Subsidiariteit en proportionalteit
Bevoegdheidsvaststelling en subsidiariteits- en
proportionaliteitsoordeel
a) Bevoegdheid:
De Commissie baseert het voorstel op artikel 95 EG-Verdrag. Dit
artikel geeft de Commissie de bevoegdheid om richtlijnen vast te
stellen tot onderlinge aanpassing van wetgeving van de lidstaten,
indien verschillen in wetgeving tussen de lidstaten de werking van de
interne markt hinderen. De Commissie moet bij haar voorstellen op
grond van dit artikel onder andere uitgaan van een hoog niveau van
bescherming van de volksgezondheid. Op grond van artikel 152, lid 5 EG
worden bij het optreden van de Gemeenschap op het gebied van de
volksgezondheid de verantwoordelijkheden van de lidstaten voor de
organisatie en verstrekking van gezondheidsdiensten en geneeskundige
verzorging volledig geëerbiedigd. Uit de jurisprudentie van het Hof
blijkt echter dat deze bepaling niet uitsluit dat de lidstaten op
grond van andere verdragsbepalingen vastgestelde communautaire
maatregelen, verplicht zijn hun nationale socialezekerheidsstelsels
aan te passen, zonder dat echter kan worden gezegd dat daardoor hun
soevereine bevoegdheid ter zake wordt aangetast. Het voorstel lijkt
voor wat betreft de rechtsgrondslag dan ook binnen de grenzen van de
jurisprudentie van het Hof te blijven.
b) Functionele toets:
- Subsidiariteit: positief
- Proportionaliteit: negatief
Onderbouwing:
Gebleken is dat de jurisprudentie van het Hof niet in elke lidstaat
even consequent wordt nageleefd, zoals dat in Nederland in de
Zorgverzekeringswet wel is gedaan met de werelddekking. Als gevolg
hiervan kan het voorkomen dat Europese burgers geen gebruik kunnen
maken van zorg in het buitenland. De jurisprudentie van het Hof heeft
ook vragen opgeroepen. Om deze onduidelijkheden weg te nemen en het
recht van burgers op gezondheidszorg in andere lidstaten te
garanderen, is verdere actie op Europees niveau noodzakelijk gebleken.

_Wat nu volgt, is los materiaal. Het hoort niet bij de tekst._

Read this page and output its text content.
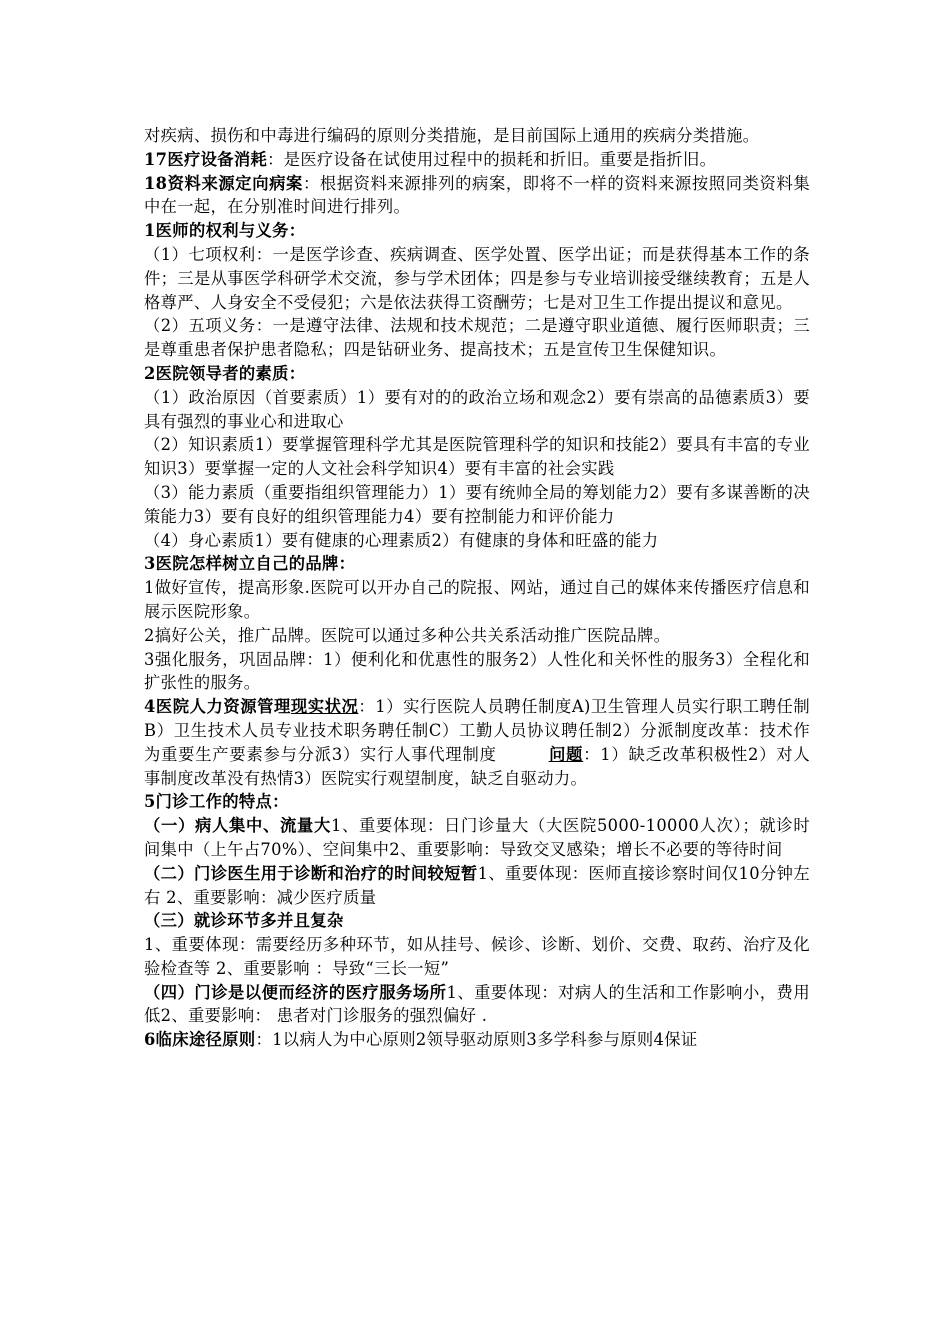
对疾病、损伤和中毒进行编码的原则分类措施，是目前国际上通用的疾病分类措施。

17医疗设备消耗：是医疗设备在试使用过程中的损耗和折旧。重要是指折旧。

18资料来源定向病案：根据资料来源排列的病案，即将不一样的资料来源按照同类资料集中在一起，在分别准时间进行排列。

1医师的权利与义务：

（1）七项权利：一是医学诊查、疾病调查、医学处置、医学出证；而是获得基本工作的条件；三是从事医学科研学术交流，参与学术团体；四是参与专业培训接受继续教育；五是人格尊严、人身安全不受侵犯；六是依法获得工资酬劳；七是对卫生工作提出提议和意见。

（2）五项义务：一是遵守法律、法规和技术规范；二是遵守职业道德、履行医师职责；三是尊重患者保护患者隐私；四是钻研业务、提高技术；五是宣传卫生保健知识。

2医院领导者的素质：

（1）政治原因（首要素质）1）要有对的的政治立场和观念2）要有崇高的品德素质3）要具有强烈的事业心和进取心

（2）知识素质1）要掌握管理科学尤其是医院管理科学的知识和技能2）要具有丰富的专业知识3）要掌握一定的人文社会科学知识4）要有丰富的社会实践

（3）能力素质（重要指组织管理能力）1）要有统帅全局的筹划能力2）要有多谋善断的决策能力3）要有良好的组织管理能力4）要有控制能力和评价能力

（4）身心素质1）要有健康的心理素质2）有健康的身体和旺盛的能力

3医院怎样树立自己的品牌：

1做好宣传，提高形象.医院可以开办自己的院报、网站，通过自己的媒体来传播医疗信息和展示医院形象。

2搞好公关，推广品牌。医院可以通过多种公共关系活动推广医院品牌。

3强化服务，巩固品牌：1）便利化和优惠性的服务2）人性化和关怀性的服务3）全程化和扩张性的服务。

4医院人力资源管理现实状况：1）实行医院人员聘任制度A)卫生管理人员实行职工聘任制B）卫生技术人员专业技术职务聘任制C）工勤人员协议聘任制2）分派制度改革：技术作为重要生产要素参与分派3）实行人事代理制度	问题：1）缺乏改革积极性2）对人事制度改革没有热情3）医院实行观望制度，缺乏自驱动力。

5门诊工作的特点：

（一）病人集中、流量大1、重要体现：日门诊量大（大医院5000-10000人次）；就诊时间集中（上午占70%）、空间集中2、重要影响：导致交叉感染；增长不必要的等待时间

（二）门诊医生用于诊断和治疗的时间较短暂1、重要体现：医师直接诊察时间仅10分钟左右 2、重要影响：减少医疗质量

（三）就诊环节多并且复杂

1、重要体现：需要经历多种环节，如从挂号、候诊、诊断、划价、交费、取药、治疗及化验检查等 2、重要影响 ：导致“三长一短”

（四）门诊是以便而经济的医疗服务场所1、重要体现：对病人的生活和工作影响小，费用低2、重要影响： 患者对门诊服务的强烈偏好 .

6临床途径原则：1以病人为中心原则2领导驱动原则3多学科参与原则4保证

De subsidiariteit van het voorstel wordt daarom positief beoordeeld.
De proportionaliteit van het voorstel is vooralsnog negatief. De
Commissie moet bij het voorstel preciezer, anders dan door algemene
verwijzing naar documenten, aangeven waaruit de onduidelijkheden voor
grensoverschrijdende patiënten bestaan, door welke precieze
verschillen in wetgeving tussen de lidstaten deze onduidelijkheden
ontstaan en verder in hoeverre deze onduidelijkheden een
doorslaggevende rol kunnen spelen voor de patiënt in het licht van
andere belangrijke factoren zoals de taal, de geografische afstand en
de cultuur. De Commissie dient ook beter te motiveren waarom de
onduidelijkheden voor de patiënt moeten worden opgelost met een
richtlijn en niet met minder vergaande instrumenten zoals
voorlichting. Ook bestaan er twijfels over de mate waarin het voorstel
de gesignaleerde onduidelijkheden wegneemt. Ook is Nederland van
mening dat het voorgestelde gemeenschappelijke kwaliteitskader vele
vragen oproept en mogelijk een grote impact heeft op de autonomie van
lidstaten t.a.v. het gezondheidsbeleid, welke niet noodzakelijk worden
geacht voor het verbeteren van de grensoverschrijdende
gezondheidszorg. .
c) Nederlands oordeel:
Nederland staat niet principieel afwijzend tegenover een richtlijn die
de rechten van patiënten bij grensoverschrijdende gezondheidszorg in
de wetgeving van de lidstaten harmoniseert. Alhoewel Nederland van
mening is dat het beoogde doel ook anderszins bereikt kan worden - de
Commissie staat ook andere instrumenten ter beschikking om
duidelijkheid en rechtszekerheid af te dwingen (zoals voorlichting en
het starten van inbreukprocedures tegen lidstaten) en lidstaten kunnen
ook net als Nederland heeft gedaan vrijwillig rekening houden met de
jurisprudentie van het Europese Hof en deze incorporeren in nationale
wetgeving- heeft Nederland begrip voor de afweging van de Europese
Commissie dat een richtlijnvoorstel in deze situatie noodzakelijk is.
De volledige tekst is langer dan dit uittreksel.